Seit der Wahl von Donald Trump zum Präsidenten der USA wird über die Folgen für die Immobilienwirtschaft gemutmaßt. LaSalle Investment Management hat nun eine Untersuchung über die bisherigen Auswirkungen in den USA vorgelegt. Der Report ist vor dem Hintergrund zu sehen, dass die größten Eigentümer von Core-Immobilien in den USA institutionelle Investoren sind, darunter steuerbefreite Pensionsfonds, die gut vermietete Büro-, Industrie-, und Einzelhandelsimmobilien sowie Apartments und Hotels im Gesamtwert von rund 478 Milliarden Euro besitzen.

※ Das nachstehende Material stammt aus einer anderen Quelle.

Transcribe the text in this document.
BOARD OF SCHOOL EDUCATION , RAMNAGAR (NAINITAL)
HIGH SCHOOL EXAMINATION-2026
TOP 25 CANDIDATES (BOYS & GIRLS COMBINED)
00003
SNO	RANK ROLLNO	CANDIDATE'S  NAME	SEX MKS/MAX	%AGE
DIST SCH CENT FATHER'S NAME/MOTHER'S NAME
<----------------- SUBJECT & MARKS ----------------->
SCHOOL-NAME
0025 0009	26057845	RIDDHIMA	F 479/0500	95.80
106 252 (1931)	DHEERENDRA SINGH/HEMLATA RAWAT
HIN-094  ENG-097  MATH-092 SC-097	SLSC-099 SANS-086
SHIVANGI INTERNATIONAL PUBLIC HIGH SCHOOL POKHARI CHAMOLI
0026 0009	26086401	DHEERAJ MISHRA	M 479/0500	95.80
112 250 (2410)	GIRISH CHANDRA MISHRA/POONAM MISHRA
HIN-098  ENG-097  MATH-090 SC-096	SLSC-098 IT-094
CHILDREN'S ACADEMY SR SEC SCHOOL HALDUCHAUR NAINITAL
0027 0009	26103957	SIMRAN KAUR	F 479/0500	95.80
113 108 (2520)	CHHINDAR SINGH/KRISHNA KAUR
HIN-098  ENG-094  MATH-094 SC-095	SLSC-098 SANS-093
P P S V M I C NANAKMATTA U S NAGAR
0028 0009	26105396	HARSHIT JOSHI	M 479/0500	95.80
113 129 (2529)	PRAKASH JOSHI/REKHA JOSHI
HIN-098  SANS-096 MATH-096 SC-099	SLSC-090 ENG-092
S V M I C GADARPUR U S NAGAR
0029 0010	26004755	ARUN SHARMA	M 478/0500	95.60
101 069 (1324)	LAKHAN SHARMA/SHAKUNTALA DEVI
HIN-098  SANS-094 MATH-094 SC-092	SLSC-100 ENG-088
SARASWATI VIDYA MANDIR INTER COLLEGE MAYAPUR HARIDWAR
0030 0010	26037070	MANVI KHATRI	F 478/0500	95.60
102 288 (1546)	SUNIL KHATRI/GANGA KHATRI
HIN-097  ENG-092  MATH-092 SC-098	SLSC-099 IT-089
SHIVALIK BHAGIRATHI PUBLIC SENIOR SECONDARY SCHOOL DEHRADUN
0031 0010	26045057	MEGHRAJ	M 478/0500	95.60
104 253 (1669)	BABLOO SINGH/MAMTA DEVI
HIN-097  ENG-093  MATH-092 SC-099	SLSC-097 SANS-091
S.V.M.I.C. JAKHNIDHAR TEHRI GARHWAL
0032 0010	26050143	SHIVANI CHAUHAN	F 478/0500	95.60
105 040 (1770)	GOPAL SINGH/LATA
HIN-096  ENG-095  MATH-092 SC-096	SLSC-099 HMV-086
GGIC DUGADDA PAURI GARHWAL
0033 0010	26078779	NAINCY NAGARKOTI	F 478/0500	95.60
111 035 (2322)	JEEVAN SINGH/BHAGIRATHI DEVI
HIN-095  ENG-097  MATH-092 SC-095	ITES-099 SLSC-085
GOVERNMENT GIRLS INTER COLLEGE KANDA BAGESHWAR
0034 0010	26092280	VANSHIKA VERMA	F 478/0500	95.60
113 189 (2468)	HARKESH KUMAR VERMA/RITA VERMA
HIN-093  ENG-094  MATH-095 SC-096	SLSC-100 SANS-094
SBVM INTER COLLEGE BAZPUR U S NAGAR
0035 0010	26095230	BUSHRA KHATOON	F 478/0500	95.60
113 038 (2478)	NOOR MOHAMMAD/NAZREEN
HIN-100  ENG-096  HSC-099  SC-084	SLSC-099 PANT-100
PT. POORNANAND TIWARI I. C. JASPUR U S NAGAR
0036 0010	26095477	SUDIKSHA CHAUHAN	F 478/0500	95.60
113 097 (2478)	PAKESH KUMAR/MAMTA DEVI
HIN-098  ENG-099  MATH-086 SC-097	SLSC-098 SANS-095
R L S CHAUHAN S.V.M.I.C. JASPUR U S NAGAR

Der Report zeigt, dass viele der von Präsident Trump beabsichtigten politischen Maßnahmen positiv für die US-Konjunktur und den Immobilienmarkt sein könnten. Doch bislang hat sich für Investoren kaum etwas geändert. Zu diesem frühen Zeitpunkt gibt es nur wenige Hinweise auf deutliche Verbesserungen im Immobilienmarkt, wenngleich es andererseits auch wenig Grund gibt, in den nächsten Jahren einen Abschwung zu erwarten. Anders als andere Asset-Klassen, die eine „Trump Rally" - gefolgt von einigen Schwankungen -verzeichneten, sind die Immobilienpreise von November bis Mitte Mai allgemein stabil geblieben

Auswirkungen im Detail:

  • Apartments: Die Politik von Präsident Trump könnte Nachfrage und Angebot von Apartments und deren Finanzierung beeinflussen. Auf der Nachfrage-Seite hängt das US-amerikanische Haushaltswachstum von der legalen internationalen Zuwanderung in die USA ab. Trump schlägt Änderungen des US-amerikanischen Rechtssystems vor mit möglichen Obergrenzen, die sich negativ auf die Nachfrage auswirken könnten, insbesondere in Gateway Cities, die auf die Zuwanderung qualifizierter Arbeitskräfte angewiesen sind. Umgekehrt könnte die Umsetzung einer leistungsbezogenen Zuwanderungspolitik, die Trump nach eigenem Bekunden unterstützt, einen Nachfrage-Boom auslösen.
  • Einzelhandel: Trotz eines gestiegenen Verbrauchervertrauens verzeichnen die Einzelhandelsumsätze bislang keine wesentlichen Zuwächse. Der von Trump am 26. April verkündete Steuerplan sieht von dem vorgesehenen Grenzsteuerausgleich in Höhe von 20 Prozent ab. Insofern besteht derzeit aus gesetzgeberischeren Gründen wohl keine größere Gefahr für die Einzelhandelsumsätze.
  • Lagerflächen/Industrie-/Logistik-Immobilien: Wenngleich es bislang noch keine größeren Änderungen der US-Handelspolitik gab, hätte ein Rückgang der Importe aufgrund höherer Zölle negative Auswirkungen auf den Einzelhandel und daher auf die Nachfrage nach Lagerflächen. Wenngleich Import-Beschränkungen eine verstärkte Binnen-Produktion zur Folge hätten, wären die Auswirkungen höherer Zölle auf die Nachfrage nach Lagerflächen insgesamt negativ.
  • Büroflächen: Bürogebäude sind der Immobilientyp, der von einer allgemeinen Konjunkturabschwächung infolge konkreter legislativer oder regulativer Änderungen am meisten bedroht ist (nicht unser erwarteter Basisfall). Von einem stetigen konjunkturellen Wachstum ausgehend ist es wahrscheinlich, dass es infolge möglicher Kürzungen staatlicher Programme im Haushalt zu konkreten regionalen Auswirkungen kommt.